I got the name from an engraving above a clock in the center of the building above the archway, that says: Pavillion Sully, but of course it must have a better name then that. I believe if you walked through the archway you came to the courtyard of the Louvre with the crazy glass pyramid.
That pyramid caused a big controversy and I can see why. I don’t care what people say, they don’t go to Paris to see contemporary art. They go to see art that was once contemporary. In other words, they (myself included) would like to see a great building in honor or Van Gogh. Possibly a buildig that brings back the feeling of the night pool hall – all hallucinogenic yellows and greens and probably the result of too much drink, or was he eating his paints. Whatever. The world that people come to see wasn’t about angles, pyramids, or modern statements. And on top of all that, not even an original idea.
But, I lived around the corned from the Pavillion Sully, and got there early, several times, hoping to find it empty. You could do it if you arrived a bit before sunrise. Why I should even want to find it empty – that I don’t remember – but the building is lined with larger than life statues – and that seemed to be all it needed at the time.

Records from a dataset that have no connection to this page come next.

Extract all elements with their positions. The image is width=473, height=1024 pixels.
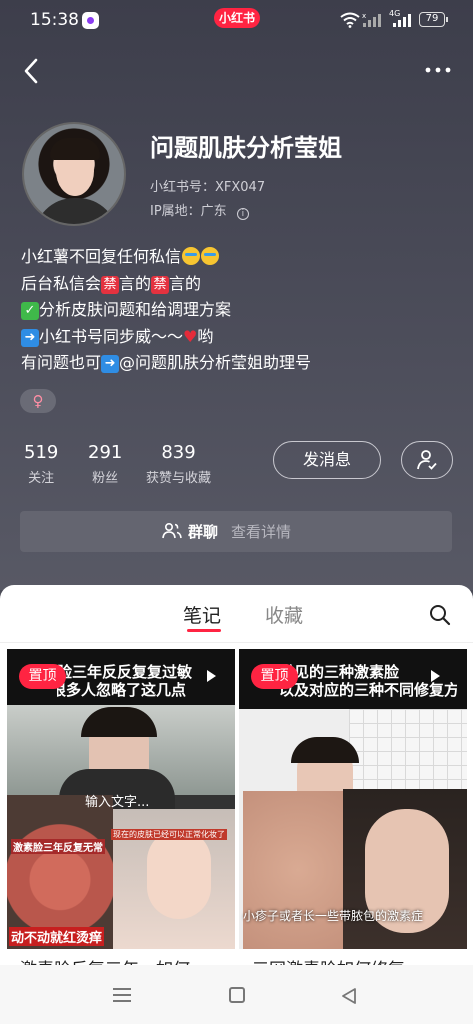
avatar-shirt — [34, 198, 118, 224]
bio-text: 分析皮肤问题和给调理方案 — [39, 300, 232, 319]
group-chat-label: 群聊 — [188, 523, 219, 541]
tab-divider — [0, 642, 473, 643]
bio-text: 言的 — [169, 273, 202, 293]
brand-badge: 小红书 — [214, 8, 260, 28]
video-play-icon — [431, 670, 440, 682]
user-check-icon — [417, 450, 437, 470]
status-time: 15:38 — [30, 10, 79, 30]
active-tab-indicator — [187, 629, 221, 632]
ip-location-text: IP属地：广东 — [150, 204, 227, 219]
check-mark-icon: ✓ — [21, 302, 39, 320]
tab-collections[interactable]: 收藏 — [265, 601, 303, 628]
cover-photo-whiteboard — [349, 709, 467, 789]
notification-app-icon — [82, 12, 99, 29]
tab-notes[interactable]: 笔记 — [183, 601, 221, 628]
cover-caption: 动不动就红烫痒 — [9, 927, 105, 946]
send-message-button[interactable]: 发消息 — [273, 441, 381, 479]
stat-following[interactable]: 519 关注 — [24, 442, 58, 486]
note-card[interactable]: 常见的三种激素脸 以及对应的三种不同修复方案 置顶 小疹子或者长一些带脓包的激素… — [239, 649, 467, 949]
bio-line-1: 小红薯不回复任何私信 — [21, 244, 461, 271]
ip-location: IP属地：广东 i — [150, 200, 249, 220]
menu-icon[interactable] — [113, 988, 131, 1002]
redbook-id: 小红书号：XFX047 — [150, 180, 266, 195]
svg-text:x: x — [362, 12, 366, 20]
cover-caption: 输入文字... — [85, 795, 150, 810]
card-subtitle-line: 以及对应的三种不同修复方案 — [279, 681, 457, 699]
bio-line-2: 后台私信会禁言的禁言的 — [21, 271, 461, 298]
bio-text: 哟 — [197, 326, 214, 346]
cover-photo-skin — [7, 795, 113, 949]
right-arrow-icon: ➜ — [101, 355, 120, 373]
card-subtitle-line: 很多人忽略了这几点 — [57, 681, 187, 699]
bio-text: 小红薯不回复任何私信 — [21, 247, 182, 266]
notes-panel: 笔记 收藏 脸三年反反复复过敏 很多人忽略了这几点 置顶 输入文字... 激素脸… — [0, 585, 473, 1024]
profile-bio: 小红薯不回复任何私信 后台私信会禁言的禁言的 ✓ 分析皮肤问题和给调理方案 ➜ 小红… — [21, 244, 461, 377]
pinned-badge: 置顶 — [19, 664, 66, 689]
ban-badge: 禁 — [151, 275, 170, 294]
right-arrow-icon: ➜ — [21, 328, 39, 347]
stat-followers[interactable]: 291 粉丝 — [88, 442, 122, 486]
pinned-badge: 置顶 — [251, 664, 298, 689]
network-type: 4G — [389, 9, 401, 18]
avatar-hair — [50, 138, 100, 160]
group-chat-detail: 查看详情 — [231, 523, 292, 541]
system-nav-bar — [0, 965, 473, 1024]
bio-line-5: 有问题也可 ➜ @问题肌肤分析莹姐助理号 — [21, 350, 461, 377]
profile-nickname: 问题肌肤分析莹姐 — [150, 134, 342, 162]
crying-emoji-icon — [182, 247, 201, 265]
stat-value: 291 — [88, 442, 123, 463]
stat-value: 839 — [161, 442, 196, 463]
wifi-icon — [340, 12, 360, 28]
stat-label: 粉丝 — [92, 471, 119, 486]
assistant-account-mention[interactable]: @问题肌肤分析莹姐助理号 — [119, 353, 311, 372]
cover-caption: 激素脸三年反复无常 — [11, 839, 105, 854]
bio-line-3: ✓ 分析皮肤问题和给调理方案 — [21, 297, 461, 324]
info-icon[interactable]: i — [236, 208, 249, 220]
stat-value: 519 — [24, 442, 59, 463]
back-button[interactable] — [18, 56, 46, 86]
status-bar: 15:38 小红书 x 4G 79 — [0, 0, 473, 40]
bio-text: 后台私信会 — [21, 273, 102, 293]
back-triangle-icon[interactable] — [340, 987, 358, 1005]
group-chat-bar[interactable]: 群聊 查看详情 — [20, 511, 452, 552]
cover-photo-skin — [243, 791, 343, 949]
video-play-icon — [207, 670, 216, 682]
signal-icon: x — [362, 12, 381, 27]
bio-text: 小红书号同步威～～ — [39, 326, 184, 346]
bio-line-4: ➜ 小红书号同步威～～♥哟 — [21, 324, 461, 351]
home-icon[interactable] — [229, 987, 245, 1003]
stat-label: 获赞与收藏 — [146, 471, 212, 486]
cover-caption: 小疹子或者长一些带脓包的激素症 — [243, 909, 424, 923]
bio-text: 有问题也可 — [21, 353, 102, 372]
group-users-icon — [162, 522, 182, 539]
gender-tag: ♀ — [20, 389, 56, 413]
bio-text: 言的 — [119, 273, 152, 293]
avatar[interactable] — [22, 122, 126, 226]
heart-icon: ♥ — [183, 326, 198, 346]
cover-caption: 现在的皮肤已经可以正常化妆了 — [111, 829, 227, 840]
crying-emoji-icon — [201, 247, 220, 265]
note-card[interactable]: 脸三年反反复复过敏 很多人忽略了这几点 置顶 输入文字... 激素脸三年反复无常… — [7, 649, 235, 949]
stat-label: 关注 — [28, 471, 55, 486]
battery-icon: 79 — [419, 12, 448, 27]
friend-button[interactable] — [401, 441, 453, 479]
search-icon[interactable] — [428, 603, 452, 627]
ban-badge: 禁 — [101, 275, 120, 294]
more-options-button[interactable] — [420, 60, 456, 80]
cover-photo-after-face — [147, 829, 211, 919]
stat-likes[interactable]: 839 获赞与收藏 — [146, 442, 211, 486]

And twenty plus years later, scanning the empty courtyard – with the memories of seeing the glass pyramid on the other side – and waiting there while the sun came up and tourists began to line up; and I would soon be one of those tourists.
Just like New York. Hard to know which is the most photographed city in the world, Paris or New York (probably New York) but the issues for the photographer are the same: make this shot that has been done a million times (literally) different; somehow – different. And even harder, don’t make it look like it was different for the sake of being different. That it is just a very simple picture that didn’t have any planning. A picture of a building that I’m not even sure I know the real exact name of. But it feels right to me. Yes – it does.



Dave
You are wrong about the pyramid! It’s amagnificent contemporary foil for the formerly contemporary architecture.